Mr Allred then decided to immediately go to California to raise money for the platform, so it could be expanded to cope with the user numbers.
But having little money for the trip itself proved to be an issue.
"I looked at the rent prices [for accommodation] and none of them were close to being affordable," he says.
So Mr Allred took matters into his own hands, and lived in his car.
He spent three months finding an empty church parking lot to sleep in each evening, showering at YMCA centres, and eating canned soup, until receiving funding offers last month.
Grasswire is now due to go live again later this month.
New Yorker Kathryn Minshew, 28, thinks the importance of access to the money of family and friends is an issue which is being overlooked in the start-up world.
"There are far more entrepreneurs than would like to admit who got off the ground through help from friends and family," she says.
She launched The Muse, a careers advice and job search website, in September 2011.
Ms Minshew had just $5,000 (£3,300; 3795 euros) of her own money to invest, but was eventually able to raise about $70,000 from angel investors, and $40,000 from friends and family.
She thinks the US start-up community needs "a little more openness" about the need for friends and family to contribute.
Another New Yorker, Limor Suss, was able to raise about $200,000 from her friends and family.
This money went towards her first two start-ups, the now defunct news compiler Spotery, and her current venture Dealery, which is a daily deal aggregator.
Ms Suss thinks that it is possible to launch a successful start-up without a wealth family background, but that coming from money does have advantages.
She went to a private high school and says that many people have their own ventures.
"That's already the culture there," Mrs Suss says.
But ultimately she says having access to money can provide a much needed safety net.
"I think the bottom line is security," she says. "That if you need money there's someone to ask."
For others it's not so much cash which is the issue, but things which arise from having been raised around money and means.
The founder of UK accounting software firm Kashflow, Duane Jackson, says the obstacles less privileged people faced when getting into start-ups were less about money, and more about exposure and confidence.
Mr Jackson, whose background includes being in children's homes in London from the age of 10, and a stint in prison for drug trafficking, started Kashflow in his pregnant girlfriend's one-bedroom flat.

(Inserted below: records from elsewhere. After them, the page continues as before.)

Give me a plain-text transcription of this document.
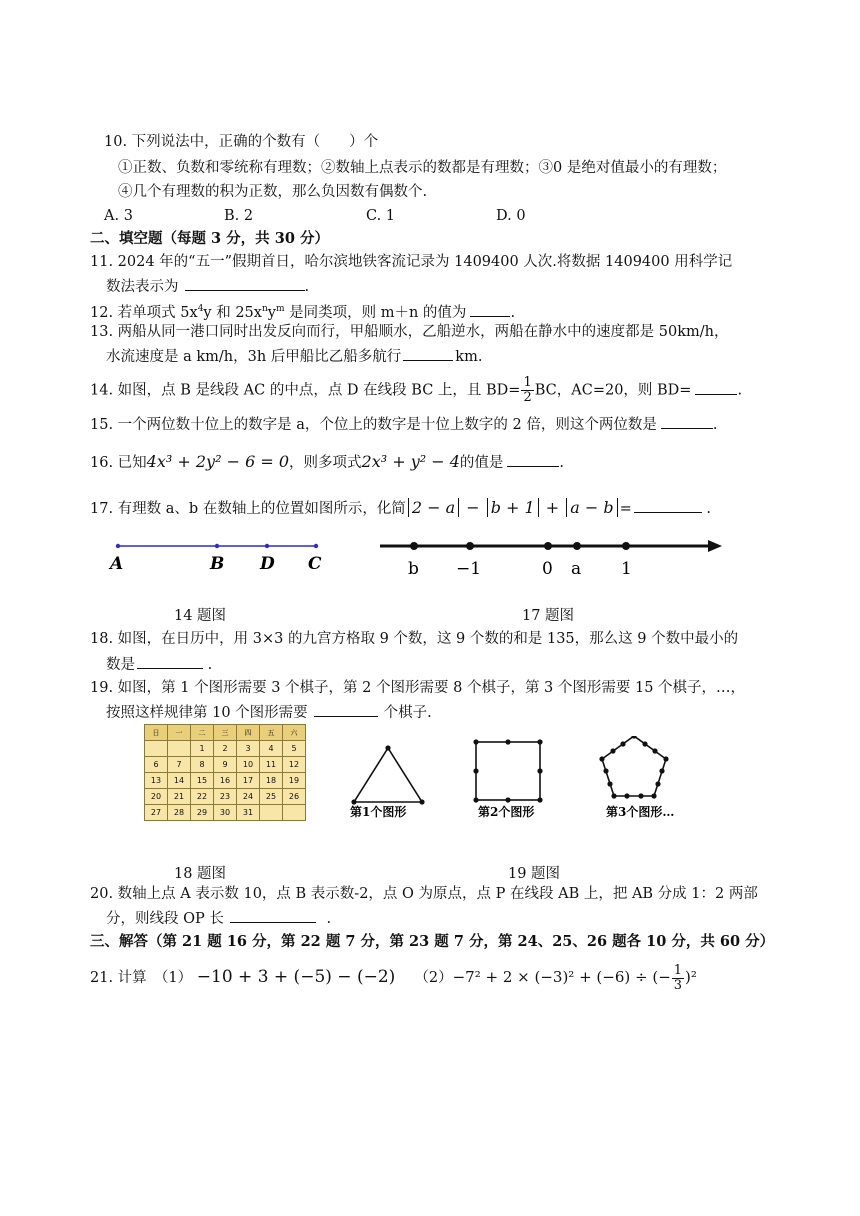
10. 下列说法中，正确的个数有（　　）个
①正数、负数和零统称有理数；②数轴上点表示的数都是有理数；③0 是绝对值最小的有理数；
④几个有理数的积为正数，那么负因数有偶数个.
A. 3	B. 2	C. 1	D. 0
二、填空题（每题 3 分，共 30 分）
11. 2024 年的“五一”假期首日，哈尔滨地铁客流记录为 1409400 人次.将数据 1409400 用科学记
数法表示为	.
12. 若单项式 $5x^4y$ 和 $25x^ny^m$ 是同类项，则 m＋n 的值为	.
13. 两船从同一港口同时出发反向而行，甲船顺水，乙船逆水，两船在静水中的速度都是 50km/h，
水流速度是 a km/h，3h 后甲船比乙船多航行	km.
14. 如图，点 B 是线段 AC 的中点，点 D 在线段 BC 上，且 $BD= \frac{1}{2}$ BC，AC=20，则 BD=	.
15. 一个两位数十位上的数字是 a，个位上的数字是十位上数字的 2 倍，则这个两位数是	.
16. 已知4x³ + 2y² − 6 = 0，则多项式2x³ + y² − 4的值是	.
17. 有理数 a、b 在数轴上的位置如图所示，化简 2 − a − b + 1 + a − b =	.
A	B D C	b −1	0 a 1
14 题图	17 题图
18. 如图，在日历中，用 3×3 的九宫方格取 9 个数，这 9 个数的和是 135，那么这 9 个数中最小的
数是	.
19. 如图，第 1 个图形需要 3 个棋子，第 2 个图形需要 8 个棋子，第 3 个图形需要 15 个棋子，…，
按照这样规律第 10 个图形需要	个棋子.
日	一	二	三	四	五	六
		1	2	3	4	5
6	7	8	9	10	11	12
13	14	15	16	17	18	19
20	21	22	23	24	25	26
27	28	29	30	31			第1个图形	第2个图形	第3个图形…
18 题图	19 题图
20. 数轴上点 A 表示数 10，点 B 表示数-2，点 O 为原点，点 P 在线段 AB 上，把 AB 分成 1：2 两部
分，则线段 OP 长	.
三、解答（第 21 题 16 分，第 22 题 7 分，第 23 题 7 分，第 24、25、26 题各 10 分，共 60 分）
21. 计算　 （1） −10 + 3 + (−5) − (−2)　 （2）−7² + 2 × (−3)² + (−6) ÷ (− $\frac{1}{3} )^2$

There was no desk for the computer or money for business cards. He received funding from UK youth charity, the Prince's Trust.
Mr Jackson says starting your own business is not really seen as something people do where he comes from, and this can affect their self-belief and confidence.
He says there is a perception about business being for "people who go to Oxford and Cambridge".
By contrast, he says young people from his background are not aware of the concept of starting your own business.
British computer program developer Rik Lomas also has a humble background.
The 28-year-old, who co-founded coding school Steer, did not have a computer until he was 16.
"A lot of people don't realise how hard it is to get a computer if you're working class," says Mr Lomas, who grew up in a single parent household in Manchester.
He spent two years asking his mother for a computer. "She gave in and bought me the cheapest computer she could afford," he says.
But some believe that despite these very real and practical obstacles, the start-up world does provide opportunities for people across the socio-economic spectrum.
Dutchman Christopher Pruijsen, 20, now based in London, meets young entrepreneurs from across the spectrum in his role as the business development manager for Nacue (National Association for College and University Entrepreneurs).
He says that the technology sector, at least, is very meritocratic. Simply put, he says the best computer code wins.
"Tech does form a meritocracy," he says. "If someone is good at tech skills they can get out of poverty based on pure merit.
"Tech is a great equaliser."
Mr Allred agrees, despite having had to sleep in his car for three months.
"The good entrepreneurs will always find a way," he says.